REIT earnings recovery driven by retail and hotel sectors

PERFORMANCE of REIT was decent in 2024 as KL REIT Index recorded gains of +11.4% which is just slightly lower than KLCI’s gains of +12.9%. 

“The positive performance of REIT was mainly driven by the earnings recovery of REIT as earnings normalised to pre-pandemic level,” said MIDF Research (MIDF) in the recent Thematic Report.

Earnings growth of REIT was largely positive, underpinned mainly by the recovery of the retail and hotel industry. 

Meanwhile, top five performers of REIT in 2024 with highest share price appreciation are Pavilion REIT (+37.2%), IGB REIT (+31.8%), CapitalLand Malaysia Trust (+29.3%), IGB Commercial REIT (+27.8%), and Sunway REIT (+27.2%). 

Notably, Pavilion REIT recorded higher earnings in the nine months of financial year 2024 (9MFY24), driven by higher contributions from Pavilion KL Mall. 

Similarly, IGB REIT earnings were resilient due to the high occupancy rates of Mid Valley Megamall and The Gardens Mall. 

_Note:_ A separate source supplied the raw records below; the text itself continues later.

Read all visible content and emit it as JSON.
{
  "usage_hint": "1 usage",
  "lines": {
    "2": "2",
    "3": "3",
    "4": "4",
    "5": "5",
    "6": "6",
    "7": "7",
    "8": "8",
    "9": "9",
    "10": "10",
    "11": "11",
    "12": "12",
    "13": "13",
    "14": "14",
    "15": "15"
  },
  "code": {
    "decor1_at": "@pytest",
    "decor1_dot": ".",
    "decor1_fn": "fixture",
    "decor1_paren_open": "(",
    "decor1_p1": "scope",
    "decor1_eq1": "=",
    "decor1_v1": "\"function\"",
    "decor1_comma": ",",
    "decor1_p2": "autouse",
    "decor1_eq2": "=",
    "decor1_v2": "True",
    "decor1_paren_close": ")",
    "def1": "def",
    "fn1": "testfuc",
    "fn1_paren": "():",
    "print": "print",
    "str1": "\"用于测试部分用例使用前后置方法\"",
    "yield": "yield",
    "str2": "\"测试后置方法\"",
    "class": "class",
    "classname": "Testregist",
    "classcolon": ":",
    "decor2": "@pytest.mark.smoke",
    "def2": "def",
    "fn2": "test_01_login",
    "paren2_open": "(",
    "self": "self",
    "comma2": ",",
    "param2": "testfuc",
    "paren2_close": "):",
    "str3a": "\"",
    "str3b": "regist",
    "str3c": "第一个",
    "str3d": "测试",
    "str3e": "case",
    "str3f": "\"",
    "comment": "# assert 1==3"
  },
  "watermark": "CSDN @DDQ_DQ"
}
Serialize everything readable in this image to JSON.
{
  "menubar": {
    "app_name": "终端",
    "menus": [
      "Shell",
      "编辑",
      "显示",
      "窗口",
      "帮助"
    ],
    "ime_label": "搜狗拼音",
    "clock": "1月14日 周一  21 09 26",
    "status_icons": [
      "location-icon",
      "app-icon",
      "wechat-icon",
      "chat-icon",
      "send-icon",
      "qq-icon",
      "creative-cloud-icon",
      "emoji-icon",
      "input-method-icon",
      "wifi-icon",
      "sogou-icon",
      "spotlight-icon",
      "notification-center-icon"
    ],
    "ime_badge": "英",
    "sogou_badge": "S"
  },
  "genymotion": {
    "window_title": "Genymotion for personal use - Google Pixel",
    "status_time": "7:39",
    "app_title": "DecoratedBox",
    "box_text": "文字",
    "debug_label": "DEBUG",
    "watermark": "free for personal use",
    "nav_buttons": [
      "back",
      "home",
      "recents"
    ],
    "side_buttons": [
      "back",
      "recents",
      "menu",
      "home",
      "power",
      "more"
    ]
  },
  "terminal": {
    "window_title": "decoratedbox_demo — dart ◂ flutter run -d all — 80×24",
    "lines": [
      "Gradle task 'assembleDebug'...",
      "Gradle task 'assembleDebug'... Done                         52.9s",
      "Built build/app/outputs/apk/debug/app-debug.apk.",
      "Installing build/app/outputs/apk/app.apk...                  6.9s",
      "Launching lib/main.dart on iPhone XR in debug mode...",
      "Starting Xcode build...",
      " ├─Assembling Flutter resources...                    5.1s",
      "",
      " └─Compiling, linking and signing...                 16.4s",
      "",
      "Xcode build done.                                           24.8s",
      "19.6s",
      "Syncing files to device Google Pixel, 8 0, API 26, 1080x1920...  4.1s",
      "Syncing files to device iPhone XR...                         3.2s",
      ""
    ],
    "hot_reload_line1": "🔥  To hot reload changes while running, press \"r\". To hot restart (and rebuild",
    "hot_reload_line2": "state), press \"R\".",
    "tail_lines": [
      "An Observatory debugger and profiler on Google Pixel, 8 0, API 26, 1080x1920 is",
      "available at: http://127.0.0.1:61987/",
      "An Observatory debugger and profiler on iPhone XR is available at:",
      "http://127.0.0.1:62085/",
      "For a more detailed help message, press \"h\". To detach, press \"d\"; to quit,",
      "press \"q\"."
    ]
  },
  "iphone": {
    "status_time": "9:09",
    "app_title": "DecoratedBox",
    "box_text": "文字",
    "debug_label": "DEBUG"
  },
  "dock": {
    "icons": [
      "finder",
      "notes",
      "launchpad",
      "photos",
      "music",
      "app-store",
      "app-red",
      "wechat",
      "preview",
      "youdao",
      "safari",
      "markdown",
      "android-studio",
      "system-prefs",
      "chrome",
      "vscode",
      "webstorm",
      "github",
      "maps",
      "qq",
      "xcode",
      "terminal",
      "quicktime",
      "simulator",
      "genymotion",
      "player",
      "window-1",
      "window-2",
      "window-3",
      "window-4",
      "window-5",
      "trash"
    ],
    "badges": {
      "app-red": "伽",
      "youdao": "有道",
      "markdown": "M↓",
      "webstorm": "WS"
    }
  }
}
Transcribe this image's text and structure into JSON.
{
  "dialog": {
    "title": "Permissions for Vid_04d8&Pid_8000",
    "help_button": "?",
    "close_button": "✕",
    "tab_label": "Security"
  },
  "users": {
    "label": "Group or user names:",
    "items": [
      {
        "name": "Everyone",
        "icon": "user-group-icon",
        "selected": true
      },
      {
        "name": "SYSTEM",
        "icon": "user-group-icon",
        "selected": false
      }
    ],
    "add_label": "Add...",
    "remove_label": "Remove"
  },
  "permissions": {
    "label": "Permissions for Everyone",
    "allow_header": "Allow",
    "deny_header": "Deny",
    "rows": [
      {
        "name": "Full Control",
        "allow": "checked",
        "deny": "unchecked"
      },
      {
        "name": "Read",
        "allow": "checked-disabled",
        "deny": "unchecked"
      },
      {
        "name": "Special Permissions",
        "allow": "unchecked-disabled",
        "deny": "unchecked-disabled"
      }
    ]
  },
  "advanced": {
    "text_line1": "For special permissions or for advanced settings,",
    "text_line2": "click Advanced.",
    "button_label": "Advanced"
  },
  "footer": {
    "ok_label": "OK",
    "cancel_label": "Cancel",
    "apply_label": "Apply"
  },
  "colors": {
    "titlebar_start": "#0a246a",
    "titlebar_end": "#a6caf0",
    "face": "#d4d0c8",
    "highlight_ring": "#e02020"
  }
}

Meanwhile, KL REIT Index was little-changed year-to-date at -0.2% against KLCI’s loss of -3.8%, showing REIT a safe haven amid market volatility.

The positive performance of REIT could be also partly attributed to the attractive yield spread between REIT and 10-year MGS yield. 

The U.S. Federal Reserve cut interest rates for the first time in four years in mid-September 2024 which compressed yield of fixed income assets such as 10-year MGS yield. 

Meanwhile, 10-year MGS yield is hovering at 3.8% which translates into current spread of 170 basis points between KL REIT aggregate yield and 10-year MGS yield which is slightly higher than the 5-year average spread of 165 basis points. 

“We view that the widening spread increases the attractiveness of REIT. Hence, we maintain our view that the yield of REIT which is at above 5% will remain attractive to investors who look for good yield stocks with defensive earnings amid market volatility,” said MIDF.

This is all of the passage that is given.